The Daily Show‘s Jon Stewart paid a visit to Fox News’s Bill O’Reilly last week. The NYT calls it the most direct attack on Fox ever broadcast on that conservative attack-dog news channel — er, at least the parts that weren’t edited for time.
This week, invited onto “The O’Reilly Factor” by its host, Mr. O’Reilly, Mr. Stewart asserted that Fox News was “the most passionate and sells the clearest narrative of any news organization,” then asked with a smirk, “are you still referring to it in that manner?”
Mr. O’Reilly defended Fox as a news organization and cited a poll last month by the Public Policy Polling organization that showed Fox News was more widely trusted than any other television news organization.
Mr. Stewart said Fox had been able to “mainstream conservative talk radio.” On television on Wednesday night, the exchange ended there. But in the studio, Mr. Stewart swung harder, saying Fox had mixed the “media arm of a political party” with “a little bit” of objectivity, something that White House officials have also asserted in recent months.
In the interview and in a subsequent segment, Mr. O’Reilly said Mr. Stewart was basing his complaints “primarily on two guys, Sean Hannity and Glenn Beck.” But Mr. Stewart insisted that the conservative bent permeated the network and cited “Fox & Friends,” the network’s entertainment-oriented morning show, as evidence:
“They’ll go through, ‘These children in second grade are singing the praises of Obama! Do you know they sing the praises of their leader in North Korea?’ And then, when the hard news comes on, they say, ‘Some people are concerned that they are indoctrinating children.’ ”

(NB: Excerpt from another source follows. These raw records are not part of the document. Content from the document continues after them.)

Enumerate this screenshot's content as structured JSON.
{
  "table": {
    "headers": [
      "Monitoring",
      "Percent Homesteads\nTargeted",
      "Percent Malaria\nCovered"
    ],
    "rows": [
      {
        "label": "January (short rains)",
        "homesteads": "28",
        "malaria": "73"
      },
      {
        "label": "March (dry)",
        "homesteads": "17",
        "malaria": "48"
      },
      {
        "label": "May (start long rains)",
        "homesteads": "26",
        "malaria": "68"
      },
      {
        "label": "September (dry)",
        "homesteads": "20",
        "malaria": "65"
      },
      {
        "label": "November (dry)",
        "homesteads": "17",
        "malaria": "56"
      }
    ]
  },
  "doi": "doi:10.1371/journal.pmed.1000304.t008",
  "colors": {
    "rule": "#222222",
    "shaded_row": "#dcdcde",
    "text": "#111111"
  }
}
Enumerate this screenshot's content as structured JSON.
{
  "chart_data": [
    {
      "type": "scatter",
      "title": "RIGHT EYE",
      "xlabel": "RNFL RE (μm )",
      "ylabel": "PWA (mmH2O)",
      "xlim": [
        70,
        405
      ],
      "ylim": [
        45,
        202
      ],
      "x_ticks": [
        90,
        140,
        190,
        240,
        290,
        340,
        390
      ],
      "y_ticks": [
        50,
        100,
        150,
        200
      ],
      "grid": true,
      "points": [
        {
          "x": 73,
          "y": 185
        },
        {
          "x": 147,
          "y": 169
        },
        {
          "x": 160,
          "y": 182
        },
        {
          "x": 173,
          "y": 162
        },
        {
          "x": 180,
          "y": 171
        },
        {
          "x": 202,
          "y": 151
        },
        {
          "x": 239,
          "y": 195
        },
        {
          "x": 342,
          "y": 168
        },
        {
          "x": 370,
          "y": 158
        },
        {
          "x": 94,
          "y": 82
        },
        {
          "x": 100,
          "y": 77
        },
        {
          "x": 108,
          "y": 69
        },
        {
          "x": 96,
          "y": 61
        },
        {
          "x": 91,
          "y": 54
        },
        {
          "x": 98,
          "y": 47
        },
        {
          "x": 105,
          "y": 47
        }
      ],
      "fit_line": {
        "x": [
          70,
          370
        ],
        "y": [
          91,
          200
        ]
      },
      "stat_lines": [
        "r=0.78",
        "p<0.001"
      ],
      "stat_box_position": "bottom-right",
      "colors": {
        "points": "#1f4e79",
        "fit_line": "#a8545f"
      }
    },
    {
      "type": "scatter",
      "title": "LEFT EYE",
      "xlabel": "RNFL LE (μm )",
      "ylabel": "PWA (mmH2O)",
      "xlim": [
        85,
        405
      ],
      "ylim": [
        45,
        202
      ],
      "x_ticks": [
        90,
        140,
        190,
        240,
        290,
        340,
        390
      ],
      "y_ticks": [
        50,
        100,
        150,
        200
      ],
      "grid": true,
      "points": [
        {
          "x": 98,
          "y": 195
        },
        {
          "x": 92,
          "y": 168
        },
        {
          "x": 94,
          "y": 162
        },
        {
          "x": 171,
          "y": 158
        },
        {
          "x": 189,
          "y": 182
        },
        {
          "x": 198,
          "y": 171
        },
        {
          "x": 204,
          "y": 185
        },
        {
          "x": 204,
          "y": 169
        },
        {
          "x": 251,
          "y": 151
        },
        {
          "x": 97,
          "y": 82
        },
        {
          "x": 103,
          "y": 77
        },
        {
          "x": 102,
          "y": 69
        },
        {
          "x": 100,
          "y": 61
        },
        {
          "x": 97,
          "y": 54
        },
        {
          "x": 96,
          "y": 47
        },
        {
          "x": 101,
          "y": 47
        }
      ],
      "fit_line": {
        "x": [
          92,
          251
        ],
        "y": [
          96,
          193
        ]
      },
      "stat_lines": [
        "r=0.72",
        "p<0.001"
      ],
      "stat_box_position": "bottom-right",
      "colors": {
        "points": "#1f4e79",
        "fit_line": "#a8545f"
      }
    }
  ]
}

Fox News, far and away the most-watched cable news channel, has stoked controversy (and higher ratings) in the first year of the Obama administration by appearing, at times, to be the network of the opposition.
In a segment cut from television, Mr. Stewart said: “Fox News used to be all about: ‘You don’t criticize a president during war time. It’s unacceptable. It’s treasonous. It’s giving aid and comfort to the enemy.’ All of a sudden, for some reason, you can run out there and say Barack Obama is destroying the fabric of this country.”
Mr. O’Reilly disagreed, saying the network had been respectful to Mr. Obama about the Afghanistan troop deployment decision.